La donna che si procura l’aborto è punita con la reclusione da uno a quattro anni;
- art. 548, “Istigazione all’aborto”
Chiunque fuori dei casi di concorso nel reato preveduto dall’articolo precedente, istiga una donna incinta ad abortire, somministrandole mezzi idonei, è punito con la reclusione da sei mesi a due anni.
Nonostante le sanzioni così impegnative, nel buio della clandestinità, l’aborto si praticava e lo si chiamava in altro modo; a Napoli lo si nascondeva dietro la facciata di un malessere diffuso e non ben definito, ma che doveva essere risolto: “‘o mpiccio” oppure “‘o guajo”.
Per anni le donne più povere erano costrette a risolvere il loro “impiccio” (o il loro guaio) con metodi rudimentali, usando un catetere che, introdotto nell’utero, provocava emorragie copiose che comportavano un aborto spontaneo e il successivo raschiamento. Ma, come ad oggi la costituzionalità francese dell’aborto è un turning point culturale, all’epoca il poter abortire in uno studio privato era sintomo di uno status per pochi.
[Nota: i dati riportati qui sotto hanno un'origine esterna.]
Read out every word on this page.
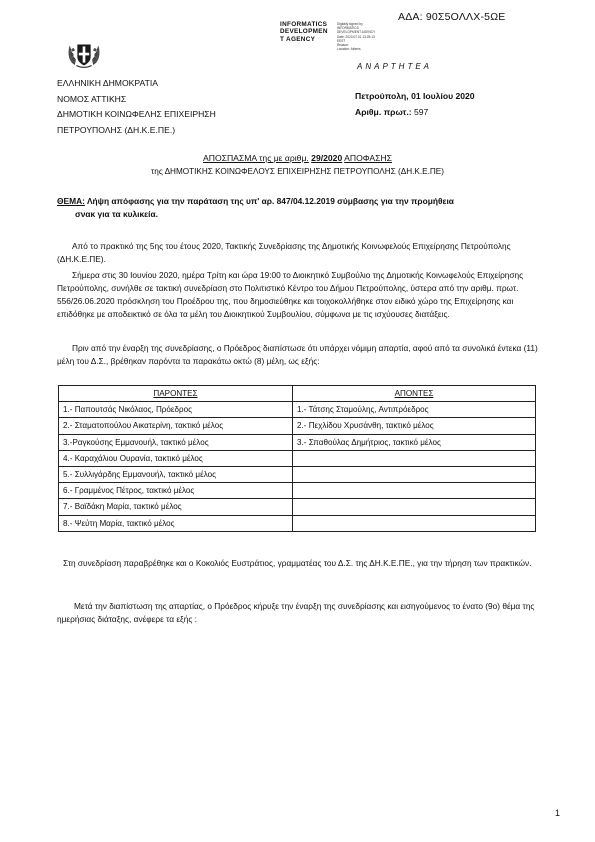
ΑΔΑ: 90Σ5ΟΛΛΧ-5ΩΕ
INFORMATICS
DEVELOPMEN
T AGENCY
Digitally signed by
INFORMATICS
DEVELOPMENT AGENCY
Date: 2020.07.01 13:25:13
EEST
Reason:
Location: Athens
ΑΝΑΡΤΗΤΕΑ
ΕΛΛΗΝΙΚΗ ΔΗΜΟΚΡΑΤΙΑ
ΝΟΜΟΣ ΑΤΤΙΚΗΣ
ΔΗΜΟΤΙΚΗ ΚΟΙΝΩΦΕΛΗΣ ΕΠΙΧΕΙΡΗΣΗ
ΠΕΤΡΟΥΠΟΛΗΣ (ΔΗ.Κ.Ε.ΠΕ.)
Πετρούπολη, 01 Ιουλίου 2020
Αριθμ. πρωτ.: 597
ΑΠΟΣΠΑΣΜΑ της με αριθμ. 29/2020 ΑΠΟΦΑΣΗΣ
της ΔΗΜΟΤΙΚΗΣ ΚΟΙΝΩΦΕΛΟΥΣ ΕΠΙΧΕΙΡΗΣΗΣ ΠΕΤΡΟΥΠΟΛΗΣ (ΔΗ.Κ.Ε.ΠΕ)
ΘΕΜΑ: Λήψη απόφασης για την παράταση της υπ' αρ. 847/04.12.2019 σύμβασης για την προμήθεια
σνακ για τα κυλικεία.
Από το πρακτικό της 5ης του έτους 2020, Τακτικής Συνεδρίασης της Δημοτικής Κοινωφελούς Επιχείρησης Πετρούπολης (ΔΗ.Κ.Ε.ΠΕ).
Σήμερα στις 30 Ιουνίου 2020, ημέρα Τρίτη και ώρα 19:00 το Διοικητικό Συμβούλιο της Δημοτικής Κοινωφελούς Επιχείρησης Πετρούπολης, συνήλθε σε τακτική συνεδρίαση στο Πολιτιστικό Κέντρο του Δήμου Πετρούπολης, ύστερα από την αριθμ. πρωτ. 556/26.06.2020 πρόσκληση του Προέδρου της, που δημοσιεύθηκε και τοιχοκολλήθηκε στον ειδικό χώρο της Επιχείρησης και επιδόθηκε με αποδεικτικό σε όλα τα μέλη του Διοικητικού Συμβουλίου, σύμφωνα με τις ισχύουσες διατάξεις.
Πριν από την έναρξη της συνεδρίασης, ο Πρόεδρος διαπίστωσε ότι υπάρχει νόμιμη απαρτία, αφού από τα συνολικά έντεκα (11) μέλη του Δ.Σ., βρέθηκαν παρόντα τα παρακάτω οκτώ (8) μέλη, ως εξής:
ΠΑΡΟΝΤΕΣ	ΑΠΟΝΤΕΣ
1.- Παπουτσάς Νικόλαος, Πρόεδρος	1.- Τάτσης Σταμούλης, Αντιπρόεδρος
2.- Σταματοπούλου Αικατερίνη, τακτικό μέλος	2.- Πεχλίδου Χρυσάνθη, τακτικό μέλος
3.-Ραγκούσης Εμμανουήλ, τακτικό μέλος	3.- Σπαθούλας Δημήτριος, τακτικό μέλος
4.- Καραχάλιου Ουρανία, τακτικό μέλος	
5.- Συλλιγάρδης Εμμανουήλ, τακτικό μέλος	
6.- Γραμμένος Πέτρος, τακτικό μέλος	
7.- Βαϊδάκη Μαρία, τακτικό μέλος	
8.- Ψεύτη Μαρία, τακτικό μέλος	
Στη συνεδρίαση παραβρέθηκε και ο Κοκολιός Ευστράτιος, γραμματέας του Δ.Σ. της ΔΗ.Κ.Ε.ΠΕ., για την τήρηση των πρακτικών.
Μετά την διαπίστωση της απαρτίας, ο Πρόεδρος κήρυξε την έναρξη της συνεδρίασης και εισηγούμενος το ένατο (9ο) θέμα της ημερήσιας διάταξης, ανέφερε τα εξής :
1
L’alta borghesia napoletana faceva riferimento a poche figure professionali, rinomate nel mondo della clandestinità sanitaria per questi “impicci” da risolvere. Le cifre erano ovviamente esorbitanti, fuori portata del ceto medio-basso, e le soluzioni ai “guai” erano spesso tanto clandestine quanto le dinamiche degli incontri in questi studi di via Caracciolo e di Piazza Amedeo così elitari: c’è chi adoperava metodi non dissimili dal “laccio” usato dalla povera gente, chi preferiva nostalgicamente optare per “pozioni venefiche”, avvelenando il corpo della madre e di conseguenza del feto, altri si limitavano a costruire business milionari propinando soluzioni decisamente più sommarie e spesso inconcludenti, altri ancora guardavano l’orizzonte e scorgevano soluzioni provenienti da altre realtà, come l’aspirazione o sperimentazioni farmacologiche meno tossiche.
La condizione italiana nel 2024 non è così dissimile da quella della Napoli di inizio anni ’80, configurando un calderone di soluzioni alternative che mettono a repentaglio le vite e la dignità delle donne che, innanzi ad altissime mura di omertà e obiezione, non riescono a trovare, spesso, altre scelte oltre la clandestinità.